Do you stop brushing and flossing your teeth when your dentist tells you that you’re cavity free?  Of course not! You keep up a daily dental hygiene routine to make sure those pearly whites stay in top chomping condition.  Your spine should be no different! So here’s a great beginners guide to making sure you keep up your own spinal hygiene routine.

Posture is the window to your spine.

Observing other people’s posture is a great way to start understanding its effects on your body. Looking at yourself or someone else from the front, standing straight up, you should take note of their shoulders, head, and hips.  If everything is aligned perfectly the shoulders and hips should both be parallel to the ground. Is one perhaps higher than the other? This could mean that there is a curve or tilt in the spine in that direction. Looking at someone from the side you should see their ears stacked on top of their shoulders, shoulders are stacked on top of their hips, hips are over their knees, and knees are over their ankles.  Are their shoulders slumped forward? What about their neck? Is there a curve in their mid back? That curve or lump in the mid back is also known as kyphosis. Did you know that there is a direct correlation to kyphosis and a decrease in your life span? A 2013 study in Japan proved that your posture has a huge impact on your lifespan. This is because there a so many major organs in your torso (like your heart and lungs) that cannot perform at optimum levels when you are slouched over.  Your lungs can’t expand fully to get oxygen! You’re heart, liver, and stomach are all cut off from vital nerve supply. Another 2004 study found the practice of spinal hygiene showed “great promise in the vital area of improvement of quality of life.” We live in a society where sedentary living is a pandemic and our spinal health is deteriorating, so it’s important to take steps early on to start our spinal hygiene!

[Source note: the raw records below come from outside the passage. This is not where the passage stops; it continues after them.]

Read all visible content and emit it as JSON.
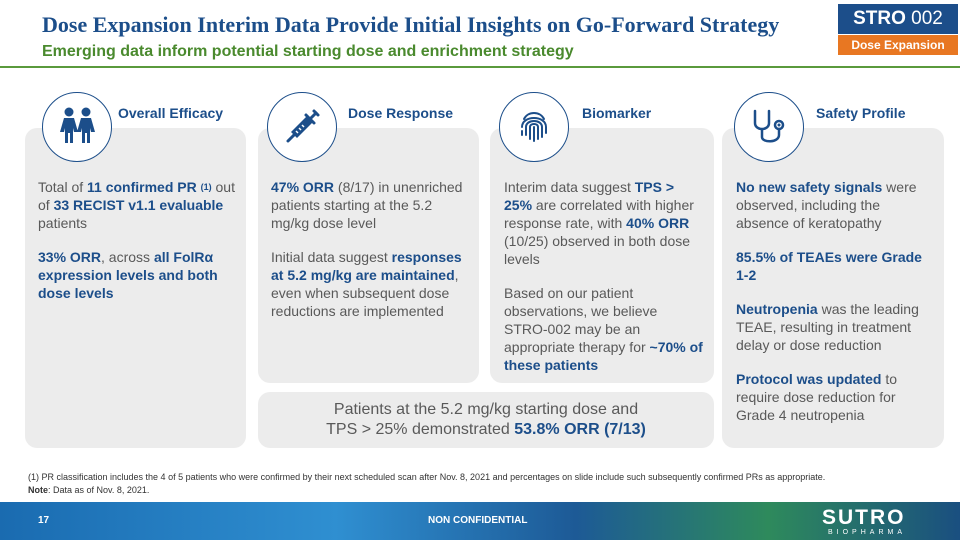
{
  "header": {
    "title": "Dose Expansion Interim Data Provide Initial Insights on Go-Forward Strategy",
    "subtitle": "Emerging data inform potential starting dose and enrichment strategy",
    "badge_bold": "STRO",
    "badge_num": "002",
    "badge_sub": "Dose Expansion"
  },
  "cards": [
    {
      "heading": "Overall Efficacy",
      "icon": "people-icon",
      "p1": {
        "a": "Total of ",
        "b": "11 confirmed PR",
        "sup": "(1)",
        "c": " out of ",
        "d": "33 RECIST v1.1 evaluable",
        "e": " patients"
      },
      "p2": {
        "a": "33% ORR",
        "b": ", across ",
        "c": "all FolRα expression levels and both dose levels"
      }
    },
    {
      "heading": "Dose Response",
      "icon": "syringe-icon",
      "p1": {
        "a": "47% ORR",
        "b": " (8/17) in unenriched patients starting at the 5.2 mg/kg dose level"
      },
      "p2": {
        "a": "Initial data suggest ",
        "b": "responses at 5.2 mg/kg are maintained",
        "c": ", even when subsequent dose reductions are implemented"
      }
    },
    {
      "heading": "Biomarker",
      "icon": "fingerprint-icon",
      "p1": {
        "a": "Interim data suggest ",
        "b": "TPS > 25%",
        "c": " are correlated with higher response rate, with ",
        "d": "40% ORR",
        "e": " (10/25) observed in both dose levels"
      },
      "p2": {
        "a": "Based on our patient observations, we believe STRO-002 may be an appropriate therapy for ",
        "b": "~70% of these patients"
      }
    },
    {
      "heading": "Safety Profile",
      "icon": "stethoscope-icon",
      "p1": {
        "a": "No new safety signals",
        "b": " were observed, including the absence of keratopathy"
      },
      "p2": {
        "a": "85.5% of TEAEs were Grade 1-2"
      },
      "p3": {
        "a": "Neutropenia",
        "b": " was the leading TEAE, resulting in treatment delay or dose reduction"
      },
      "p4": {
        "a": "Protocol was updated",
        "b": " to require dose reduction for Grade 4 neutropenia"
      }
    }
  ],
  "callout": {
    "line1": "Patients at the 5.2 mg/kg starting dose and",
    "line2": "TPS > 25% demonstrated ",
    "highlight": "53.8% ORR (7/13)"
  },
  "footnote": {
    "line1": "(1) PR classification includes the 4 of 5 patients who were confirmed by their next scheduled scan after Nov. 8, 2021 and percentages on slide include such subsequently confirmed PRs as appropriate.",
    "note_label": "Note",
    "note_text": ": Data as of Nov. 8, 2021."
  },
  "footer": {
    "page": "17",
    "confidential": "NON CONFIDENTIAL",
    "logo": "SUTRO",
    "logo_sub": "BIOPHARMA"
  },
  "colors": {
    "brand_blue": "#1c4e8a",
    "green": "#4a8a2e",
    "orange": "#e87722",
    "card_gray": "#ececec"
  }
}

How can you improve your posture?

Just being aware of it is a great first step.  Start looking at your posture in the mirror, or do a posture check when you sitting at your computer, or looking down at your phone.  Catching yourself now and trying to actively correct it by sitting up straight really does help. You can’t fix something you don’t know about right?  Once you do that there are some stretches and exercises that are great to work into your spinal hygiene routine. One is the seated neck stretch. This one is great if you spend a lot of time working on a computer or hunched over looking down at something.  Once seated, grab your chair with your left hand and grab your head with your right hand then gently bring your right ear towards your right shoulder. Make sure not to over do it!  You should feel a stretch and not pain.  Make sure to repeat on the other side by grabbing your chair with your right hand and then stretching to the left.  Planks are a great way to strengthen your core so your back muscles can support you, and you only need to take a minute out of your day to do one.  

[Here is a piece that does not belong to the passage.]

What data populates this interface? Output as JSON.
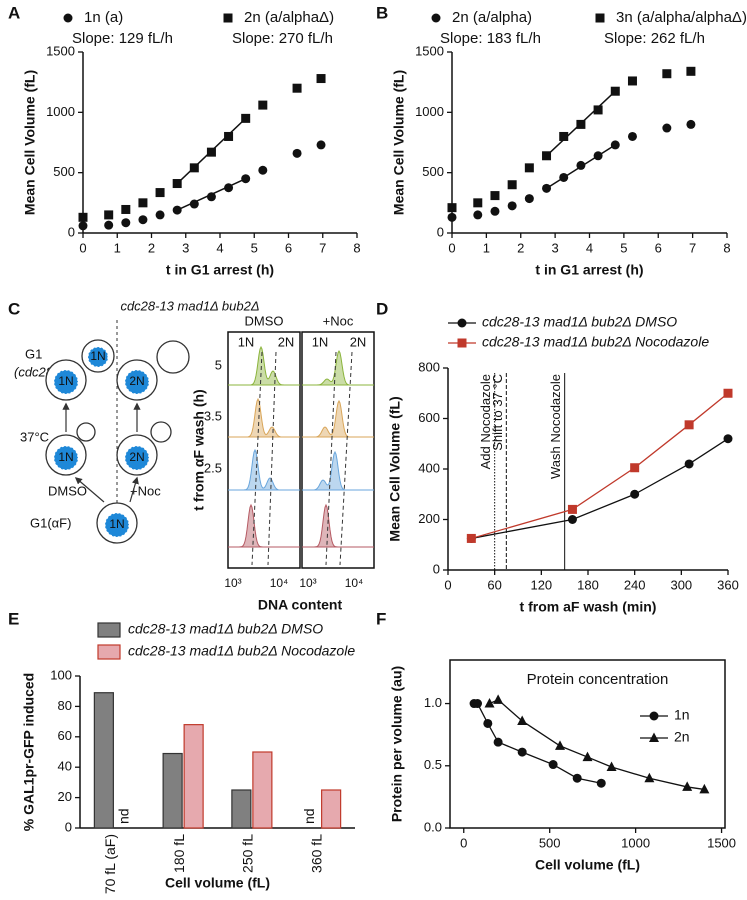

If you really want to strengthen the whole postieror chain (legs, buttox, back) an exercise called the founder is a great one to try. Here’s a link to a video you can watch:  


The founder is like the plank, only it focuses on key core muscles in the posterior chain that support your back and it’s movements.  You can also just do this one for a few minutes and still feel it’s effects. An exercise called the ‘bird dog’ is another good one for strengthening core muscles, much like the plank.  Once you start getting good at it you can always ‘up your game’ with a small hand weight.

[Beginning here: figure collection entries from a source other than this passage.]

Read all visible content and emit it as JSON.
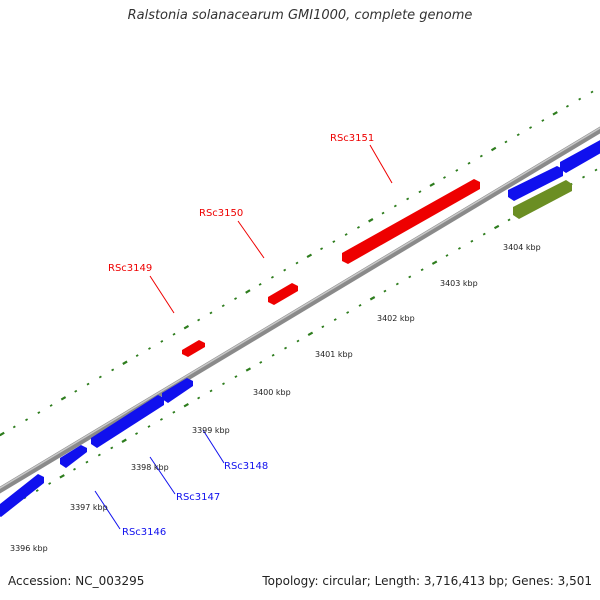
{
  "title": "Ralstonia solanacearum GMI1000, complete genome",
  "accession_text": "Accession: NC_003295",
  "topology_text": "Topology: circular; Length: 3,716,413 bp; Genes: 3,501",
  "colors": {
    "backbone": "#8a8a8a",
    "backbone_light": "#c8c8c8",
    "ticks": "#2e7d1e",
    "forward_gene": "#ee0000",
    "reverse_gene": "#1010ee",
    "rna_gene": "#6b8e23"
  },
  "scale": {
    "unit": "kbp",
    "tick_labels": [
      "3396 kbp",
      "3397 kbp",
      "3398 kbp",
      "3399 kbp",
      "3400 kbp",
      "3401 kbp",
      "3402 kbp",
      "3403 kbp",
      "3404 kbp"
    ]
  },
  "genes": {
    "forward_labeled": [
      "RSc3149",
      "RSc3150",
      "RSc3151"
    ],
    "reverse_labeled": [
      "RSc3146",
      "RSc3147",
      "RSc3148"
    ]
  }
}
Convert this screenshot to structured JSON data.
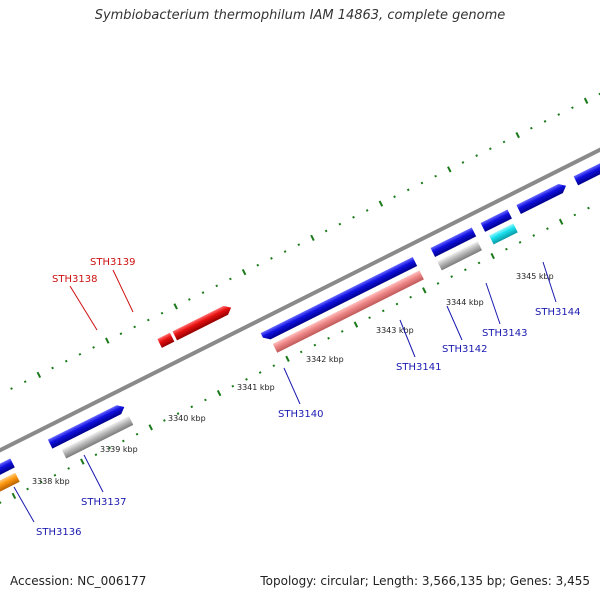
{
  "title": "Symbiobacterium thermophilum IAM 14863, complete genome",
  "footer": {
    "accession": "Accession: NC_006177",
    "stats": "Topology: circular; Length: 3,566,135 bp; Genes: 3,455"
  },
  "colors": {
    "backbone": "#8a8a8a",
    "tick": "#1a7a1a",
    "cds_forward": "#1010e0",
    "cds_highlight": "#e81010",
    "rna_light": "#f08a8a",
    "gray_feature": "#bdbdbd",
    "cyan_feature": "#19e0ee",
    "orange_feature": "#ff9a10",
    "label_blue": "#1a1ab0",
    "label_red": "#cc1010"
  },
  "scale_labels": [
    "3338 kbp",
    "3339 kbp",
    "3340 kbp",
    "3341 kbp",
    "3342 kbp",
    "3343 kbp",
    "3344 kbp",
    "3345 kbp"
  ],
  "gene_labels": [
    {
      "text": "STH3136",
      "color": "blue"
    },
    {
      "text": "STH3137",
      "color": "blue"
    },
    {
      "text": "STH3138",
      "color": "red"
    },
    {
      "text": "STH3139",
      "color": "red"
    },
    {
      "text": "STH3140",
      "color": "blue"
    },
    {
      "text": "STH3141",
      "color": "blue"
    },
    {
      "text": "STH3142",
      "color": "blue"
    },
    {
      "text": "STH3143",
      "color": "blue"
    },
    {
      "text": "STH3144",
      "color": "blue"
    }
  ]
}
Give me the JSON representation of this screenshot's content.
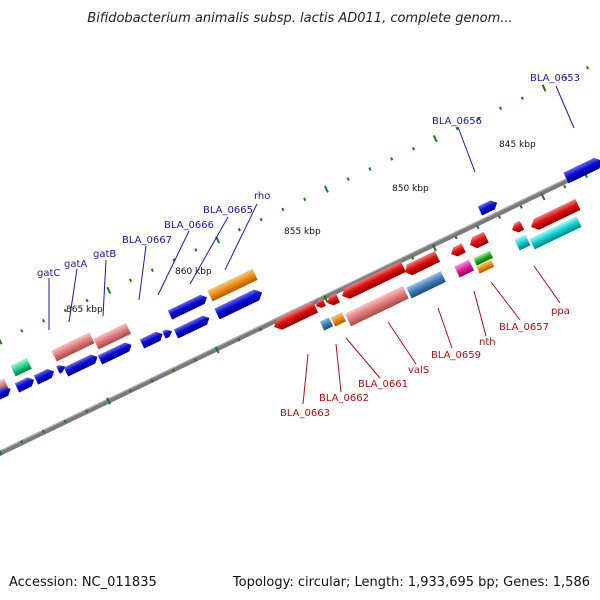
{
  "title": "Bifidobacterium animalis subsp. lactis AD011, complete genom...",
  "footer": {
    "accession": "Accession: NC_011835",
    "summary": "Topology: circular; Length: 1,933,695 bp; Genes: 1,586"
  },
  "ticks": [
    "845 kbp",
    "850 kbp",
    "855 kbp",
    "860 kbp",
    "865 kbp"
  ],
  "labels_forward": [
    "BLA_0653",
    "BLA_0656",
    "rho",
    "BLA_0665",
    "BLA_0666",
    "BLA_0667",
    "gatB",
    "gatA",
    "gatC"
  ],
  "labels_reverse": [
    "ppa",
    "BLA_0657",
    "nth",
    "BLA_0659",
    "valS",
    "BLA_0661",
    "BLA_0662",
    "BLA_0663"
  ],
  "colors": {
    "forward_cds": "#0a0ad8",
    "reverse_cds": "#e01010",
    "rrna_pink": "#e07a7a",
    "orange": "#f08c10",
    "steel": "#3e7fb8",
    "cyan": "#10d0d0",
    "teal_green": "#20d08a",
    "magenta": "#e020a0",
    "green": "#20b020",
    "backbone": "#7a7a7a",
    "tick_green": "#1a7a1a",
    "label_blue": "#1a1aa6",
    "label_red": "#b01010"
  }
}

Exercise discs called “wobble cushions” can also be a great thing to introduce into your spinal hygiene.  You don’t actually need to introduce them into a workout routine, just introduce them to your seat. Place them on your work chair, or even your desk chair at home and sit on them.  The cushion will keep your hips moving around and you’ll notice you sit up straighter with it too.

These cushions help put gentle motion in the low back to keep it healthy. Foam rollers are amazing to work into your routine.  There are so many stretches and exercises that incorporate foam rollers, but mostly just rolling your back on it at the end of a hard day will help open up your spine.  Just check with your chiropractor before use to make sure you’re ready to use it. Also, don’t forget those ice packs to make sure you’re keep the inflammation down in your neck and back.  Most of all, if you don’t go to a chiropractor, make sure you get a check up. You may have some damaged areas causing health problems that need to be addressed before your posture will improve.